Disconnect.me

Disconnect.me Lets You Search with Google, Bing, and Yahoo with Privacy

Disconnect.me

One of the major repercussions from Edward Snowden’s revelations about NSA and GCHQ, is that people are finally starting to wake up to the fact that everything they do is tracked online. Everything. And Disconnect.me is looking to give you a little privacy back.

From ISPs like BT teaming up with behavioural tracking firm Phorm, mobile networks in the US selling subscriber location information, or the more traditional web properties and advertising networks tracking users to make advertising more relevant and more valuable – everyone is tracking you online. Yes, the NSA or GCHQ may be reading your emails or monitoring the sites you visit as well, but most of the data is collected for marketing purposes by private companies.

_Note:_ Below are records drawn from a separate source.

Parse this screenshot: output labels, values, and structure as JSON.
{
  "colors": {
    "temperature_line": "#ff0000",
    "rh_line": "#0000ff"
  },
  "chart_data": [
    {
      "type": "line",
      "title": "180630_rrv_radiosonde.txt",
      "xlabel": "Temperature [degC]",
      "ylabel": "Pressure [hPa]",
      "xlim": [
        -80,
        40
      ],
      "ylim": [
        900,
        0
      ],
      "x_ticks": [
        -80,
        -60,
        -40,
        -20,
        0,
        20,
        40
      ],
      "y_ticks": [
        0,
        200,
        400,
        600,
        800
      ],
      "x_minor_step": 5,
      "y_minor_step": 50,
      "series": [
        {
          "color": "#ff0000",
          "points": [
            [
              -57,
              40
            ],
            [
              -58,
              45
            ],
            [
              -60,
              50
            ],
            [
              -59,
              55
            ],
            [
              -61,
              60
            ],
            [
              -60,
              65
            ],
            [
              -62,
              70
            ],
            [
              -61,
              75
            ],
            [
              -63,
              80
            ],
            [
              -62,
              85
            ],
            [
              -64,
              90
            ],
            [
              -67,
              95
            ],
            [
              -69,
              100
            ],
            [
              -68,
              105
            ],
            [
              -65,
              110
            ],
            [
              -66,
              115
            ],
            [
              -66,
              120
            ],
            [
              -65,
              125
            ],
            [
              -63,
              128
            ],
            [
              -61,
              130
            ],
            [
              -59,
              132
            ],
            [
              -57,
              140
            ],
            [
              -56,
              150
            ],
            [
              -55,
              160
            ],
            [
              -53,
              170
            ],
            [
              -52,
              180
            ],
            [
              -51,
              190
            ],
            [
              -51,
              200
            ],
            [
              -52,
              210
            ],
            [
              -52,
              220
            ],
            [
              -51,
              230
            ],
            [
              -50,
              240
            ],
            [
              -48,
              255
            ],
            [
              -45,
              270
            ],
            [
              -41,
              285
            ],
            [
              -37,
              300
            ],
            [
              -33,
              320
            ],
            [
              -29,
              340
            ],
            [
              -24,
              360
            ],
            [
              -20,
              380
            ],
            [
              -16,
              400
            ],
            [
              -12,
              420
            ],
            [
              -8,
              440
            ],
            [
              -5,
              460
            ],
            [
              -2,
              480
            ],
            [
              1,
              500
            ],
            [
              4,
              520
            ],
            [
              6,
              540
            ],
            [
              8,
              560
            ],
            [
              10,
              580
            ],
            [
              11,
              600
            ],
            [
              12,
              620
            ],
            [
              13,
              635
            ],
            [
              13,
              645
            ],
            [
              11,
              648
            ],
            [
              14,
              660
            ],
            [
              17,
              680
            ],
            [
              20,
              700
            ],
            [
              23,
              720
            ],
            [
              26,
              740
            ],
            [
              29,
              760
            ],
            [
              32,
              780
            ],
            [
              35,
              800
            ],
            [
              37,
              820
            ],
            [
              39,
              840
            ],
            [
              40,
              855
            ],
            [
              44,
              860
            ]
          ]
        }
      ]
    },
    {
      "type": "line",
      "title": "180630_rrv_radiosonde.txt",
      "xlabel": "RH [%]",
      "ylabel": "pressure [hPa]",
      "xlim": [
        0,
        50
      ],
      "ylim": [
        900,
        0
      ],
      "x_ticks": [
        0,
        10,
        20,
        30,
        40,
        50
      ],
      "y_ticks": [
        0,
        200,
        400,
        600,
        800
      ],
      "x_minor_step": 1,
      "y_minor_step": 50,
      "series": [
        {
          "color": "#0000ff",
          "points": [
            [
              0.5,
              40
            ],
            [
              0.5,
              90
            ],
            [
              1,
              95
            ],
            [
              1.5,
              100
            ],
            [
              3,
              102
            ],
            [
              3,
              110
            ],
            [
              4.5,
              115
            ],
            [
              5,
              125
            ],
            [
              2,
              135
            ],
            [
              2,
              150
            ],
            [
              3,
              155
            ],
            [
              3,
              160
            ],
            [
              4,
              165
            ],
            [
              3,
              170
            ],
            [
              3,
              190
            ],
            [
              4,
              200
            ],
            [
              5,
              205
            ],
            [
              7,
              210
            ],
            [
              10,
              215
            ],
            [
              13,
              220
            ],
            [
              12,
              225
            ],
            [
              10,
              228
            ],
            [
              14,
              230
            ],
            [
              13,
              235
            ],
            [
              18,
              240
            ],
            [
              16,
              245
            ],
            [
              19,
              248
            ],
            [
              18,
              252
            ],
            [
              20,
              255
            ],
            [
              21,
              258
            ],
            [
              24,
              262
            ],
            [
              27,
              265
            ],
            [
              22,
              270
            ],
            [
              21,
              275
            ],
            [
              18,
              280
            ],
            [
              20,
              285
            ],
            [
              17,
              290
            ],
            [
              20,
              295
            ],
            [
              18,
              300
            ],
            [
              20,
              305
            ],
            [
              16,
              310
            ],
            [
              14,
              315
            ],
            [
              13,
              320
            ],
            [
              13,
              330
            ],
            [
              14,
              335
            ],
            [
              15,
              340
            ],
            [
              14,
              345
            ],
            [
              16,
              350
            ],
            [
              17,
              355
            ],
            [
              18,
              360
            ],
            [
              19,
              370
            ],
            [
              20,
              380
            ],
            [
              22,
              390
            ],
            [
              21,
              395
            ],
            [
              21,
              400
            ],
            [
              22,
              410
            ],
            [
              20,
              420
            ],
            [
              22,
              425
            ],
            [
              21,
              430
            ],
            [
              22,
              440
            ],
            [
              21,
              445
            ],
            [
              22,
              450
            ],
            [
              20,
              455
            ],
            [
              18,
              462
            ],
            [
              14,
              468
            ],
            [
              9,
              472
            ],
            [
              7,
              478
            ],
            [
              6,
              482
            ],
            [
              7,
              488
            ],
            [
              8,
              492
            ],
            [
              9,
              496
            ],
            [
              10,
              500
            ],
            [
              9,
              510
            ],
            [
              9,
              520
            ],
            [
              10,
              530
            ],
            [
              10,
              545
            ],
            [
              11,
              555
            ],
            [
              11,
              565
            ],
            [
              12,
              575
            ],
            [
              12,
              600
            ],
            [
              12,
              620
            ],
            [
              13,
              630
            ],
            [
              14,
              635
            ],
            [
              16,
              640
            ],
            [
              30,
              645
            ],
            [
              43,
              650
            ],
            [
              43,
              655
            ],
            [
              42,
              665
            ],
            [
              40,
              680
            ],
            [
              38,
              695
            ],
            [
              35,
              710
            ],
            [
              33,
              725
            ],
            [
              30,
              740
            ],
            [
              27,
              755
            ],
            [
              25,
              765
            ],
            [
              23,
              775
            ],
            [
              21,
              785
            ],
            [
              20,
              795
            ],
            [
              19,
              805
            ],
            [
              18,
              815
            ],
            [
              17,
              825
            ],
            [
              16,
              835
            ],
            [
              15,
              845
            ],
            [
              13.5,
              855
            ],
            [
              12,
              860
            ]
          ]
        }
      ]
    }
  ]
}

The axiom for using anything free online, is that “you are the product” being sold, but with modern tracking that is often true whether the service is funded by advertising or not – Amazon does a fair amount of tracking as well and they are still an ecommerce site at heart.

All this tracking is not necessarily an issue – as long as we know when and how we are being tracked, and how to avoid that tracking when we are doing something we don;t want left in our records – some people do actually use “private browsing” to search for presents for loved ones, not just for porn.

Even with private browsing enabled, some companies will still be tracking what you’re doing – matching your IP address to their other records to keep tabs on your activities. So how can you avoid this? Browser Add-on Disconnect.me lets you use the web leaving as little a trace as possible – blocking around 2000 tracking sites and services, and encrypting your data.

Disconnect.me say that pages load about 17% faster, but even if they loaded a little slower it would still be worth installing. This isn’t like TOR, the onion network that offers relative anonymity – you are not anonymous, but just not under constant scrutiny of marketers looking for the best ways to sell you stuff you don’t need.